Apa yang salah kalau aku
mencintai Rosalie?
***
Rosalie
tiba di rumahnya dengan perasaan sama kacaunya. Jonathan mencintaiku. Pikirnya gelisah. Dia menghampiri piano di sudut ruang keluarga. Ia akan menghipnotis dirinya sendiri dengan lagu The True Love. Ia pun ingin tau siapa
yang benar-benar ia cintai.
Cinta.
Seharusnya Rosalie tak mengenal kata itu. Ia selalu menyesal tiap kali menyebut
kata itu. Bahkan membayangkannya saja sering membuat hatinya sakit.
Rosalie
memejamkan mata saat alunan piano terdengar. Dan lagu itu kemudian menuntunnya
kepada seseorang yang sedang berdiri membelakanginya dalam kegelapan. Dan
ketika orang itu membalikkan badan, dia adalah, Jonathan.
***
Mencintai
dan dicintai. Itu adalah hak setiap orang. Setelah mendapat jawaban atas rasa
penasarannya, Rosalie langsung menghentikan permainan hipnotisnya. Ia terpaku
beberapa saat. Kedekatannya dengan Jonathan yang hanya beberapa hari itu
ternyata mampu menumbuhkan sebuah perasaan terlarang dalam hatinya. Perasaan
yang tak bisa dicegah oleh siapapun. Dan dia sudah terlibat terlalu jauh dalam
hal ini.
Kalau
memang dirinya yang mencintai Jonathan, itu bukan masalah. Paling tidak
seseorang tak akan tersakiti selain dirinya sendiri. Tapi kenyataannya,
Jonathan juga mencintainya. Karena, betul kata Rosalie, mencintai dirinya
adalah sebuah kesalahan besar.
***
Jonathan
tak sabar menunggu hari esok. Ia sudah meloncat bangun jauh sebelum jam bekernya
berbunyi. Mandi dan berpakaian secepat kilat, menyambar roti bakar dari meja,
dan langsung berangkat ke sekolah. Ia sengaja menunggu di depan pintu loker
Rosalie. Tapi bermenit-menit ia berdiri di sana, gadis itu tak muncul juga.
“Dimana
dia?” gumamnya gelisah. Mendadak matanya menangkap sesosok gadis berkacamata
berdiri tak jauh darinya. Gadis itu menatapnya takut-takut. Jonathan segera mengetahui
apa penyebabnya.
“Sori,”
katanya sambil menyingkir dari pintu loker yang sejak tadi ia gunakan untuk
sandaran punggungnya. Gadis itu mengangguk, lalu mengkombinasi kunci untuk
membuka loker Rosalie. Ia menempati bagian bawah, sementara Rosalie bagian
atas.
“Kau
tau apa mata pelajaran pertama Rose hari ini?” tanya Jonathan.
“Rosalie?
Mm, setahuku Biologi,” jawab gadis berkacamata itu.
“Biologi?!”
seru Jonathan tanpa sadar, mengingat jam pelajaran pertamanya juga Biologi.

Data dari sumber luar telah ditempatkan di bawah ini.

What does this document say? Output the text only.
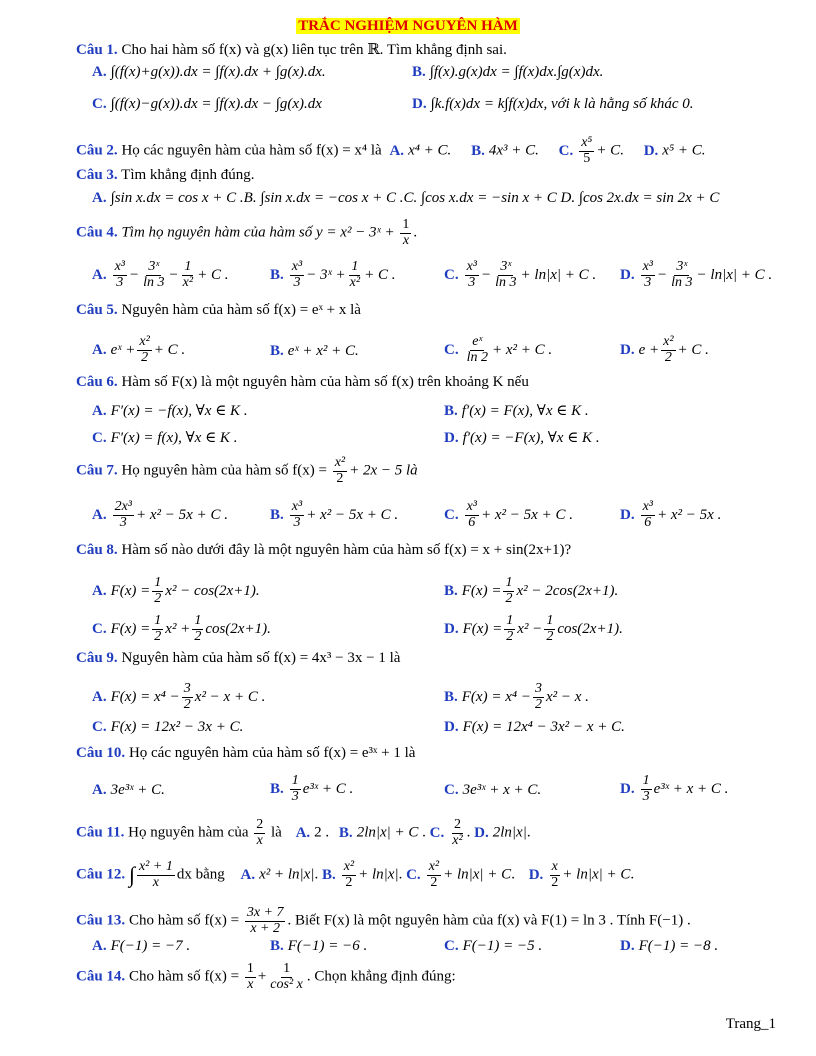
TRẮC NGHIỆM NGUYÊN HÀM
Câu 1. Cho hai hàm số f(x) và g(x) liên tục trên ℝ. Tìm khẳng định sai.
A. ∫(f(x)+g(x)).dx = ∫f(x).dx + ∫g(x).dx.	B. ∫f(x).g(x)dx = ∫f(x)dx.∫g(x)dx.
C. ∫(f(x)−g(x)).dx = ∫f(x).dx − ∫g(x).dx	D. ∫k.f(x)dx = k∫f(x)dx, với k là hằng số khác 0.
Câu 2. Họ các nguyên hàm của hàm số f(x) = x⁴ là A. x⁴ + C. B. 4x³ + C. C. $\frac{\text{x⁵}}{5} + C$. D. x⁵ + C.
Câu 3. Tìm khẳng định đúng.
A. ∫sin x.dx = cos x + C .B. ∫sin x.dx = −cos x + C .C. ∫cos x.dx = −sin x + C D. ∫cos 2x.dx = sin 2x + C
Câu 4. Tìm họ nguyên hàm của hàm số y = x² − 3ˣ + $\frac{1}{x}$ .
A. $\frac{\text{x³}}{3} - \frac{\text{3ˣ}}{\ln 3} - \frac{1}{\text{x²}} + C$ .	B. $\frac{\text{x³}}{3}$ − 3ˣ + $\frac{1}{\text{x²}} + C$ .	C. $\frac{\text{x³}}{3} - \frac{\text{3ˣ}}{\ln 3} + \ln|x| + C$ . D. $\frac{\text{x³}}{3} - \frac{\text{3ˣ}}{\ln 3} - \ln|x| + C$ .
Câu 5. Nguyên hàm của hàm số f(x) = eˣ + x là
A. eˣ + $\frac{\text{x²}}{2} + C$ .	B. eˣ + x² + C.	C. $\frac{\text{eˣ}}{\ln 2} + x^2 + C$ .	D. $e + \frac{\text{x²}}{2} + C$ .
Câu 6. Hàm số F(x) là một nguyên hàm của hàm số f(x) trên khoảng K nếu
A. F′(x) = −f(x), ∀x ∈ K .	B. f′(x) = F(x), ∀x ∈ K .
C. F′(x) = f(x), ∀x ∈ K .	D. f′(x) = −F(x), ∀x ∈ K .
Câu 7. Họ nguyên hàm của hàm số $f(x) = \frac{\text{x²}}{2} + 2x - 5$ là
A. $\frac{\text{2x³}}{3} + x^2 - 5x + C$ .	B. $\frac{\text{x³}}{3} + x^2 - 5x + C$ .	C. $\frac{\text{x³}}{6} + x^2 - 5x + C$ .	D. $\frac{\text{x³}}{6} + x^2 - 5x$ .
Câu 8. Hàm số nào dưới đây là một nguyên hàm của hàm số f(x) = x + sin(2x+1)?
A. $F(x) = \frac{1}{2} x^2 - \cos(2x+1)$.	B. $F(x) = \frac{1}{2} x^2 - 2\cos(2x+1)$.
C. $F(x) = \frac{1}{2} x^2 + \frac{1}{2} \cos(2x+1)$.	D. $F(x) = \frac{1}{2} x^2 - \frac{1}{2} \cos(2x+1)$.
Câu 9. Nguyên hàm của hàm số f(x) = 4x³ − 3x − 1 là
A. $F(x) = x^4 - \frac{3}{2} x^2 - x + C$ .	B. $F(x) = x^4 - \frac{3}{2} x^2 - x$ .
C. F(x) = 12x² − 3x + C.	D. F(x) = 12x⁴ − 3x² − x + C.
Câu 10. Họ các nguyên hàm của hàm số f(x) = e³ˣ + 1 là
A. 3e³ˣ + C.	B. $\frac{1}{3}$ e³ˣ + C .	C. 3e³ˣ + x + C.	D. $\frac{1}{3}$ e³ˣ + x + C .
Câu 11. Họ nguyên hàm của $\frac{2}{x}$ là A. 2 . B. 2ln|x| + C . C. $\frac{2}{\text{x²}}$ . D. 2ln|x|.
Câu 12. ∫ $\frac{\text{x² + 1}}{x}$ dx bằng A. x² + ln|x|. B. $\frac{\text{x²}}{2} + \ln|x|$. C. $\frac{\text{x²}}{2} + \ln|x| + C$. D. $\frac{x}{2} + \ln|x| + C$.
Câu 13. Cho hàm số $f(x) = \frac{3x + 7}{x + 2}$ . Biết F(x) là một nguyên hàm của f(x) và F(1) = ln 3 . Tính F(−1) .
A. F(−1) = −7 .	B. F(−1) = −6 .	C. F(−1) = −5 .	D. F(−1) = −8 .
Câu 14. Cho hàm số $f(x) = \frac{1}{x} + \frac{1}{\text{cos² x}}$ . Chọn khẳng định đúng:
Trang_1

“Aku sekelas dengan Rosalie saat pelajaran Biologi, tapi aku tak pernah tau,”
gumamnya. “Oke, thanks... mm,
namamu?”
“Charlotte.”
“Thanks Charlotte.” Jonathan berlari ke
lokernya. Ketika pintu loker terbuka, beberapa buku langsung jatuh menimpanya.
“Ck! Buku-buku ini sungguh merepotkan,” keluhnya. Ia seloker dengan Thomas.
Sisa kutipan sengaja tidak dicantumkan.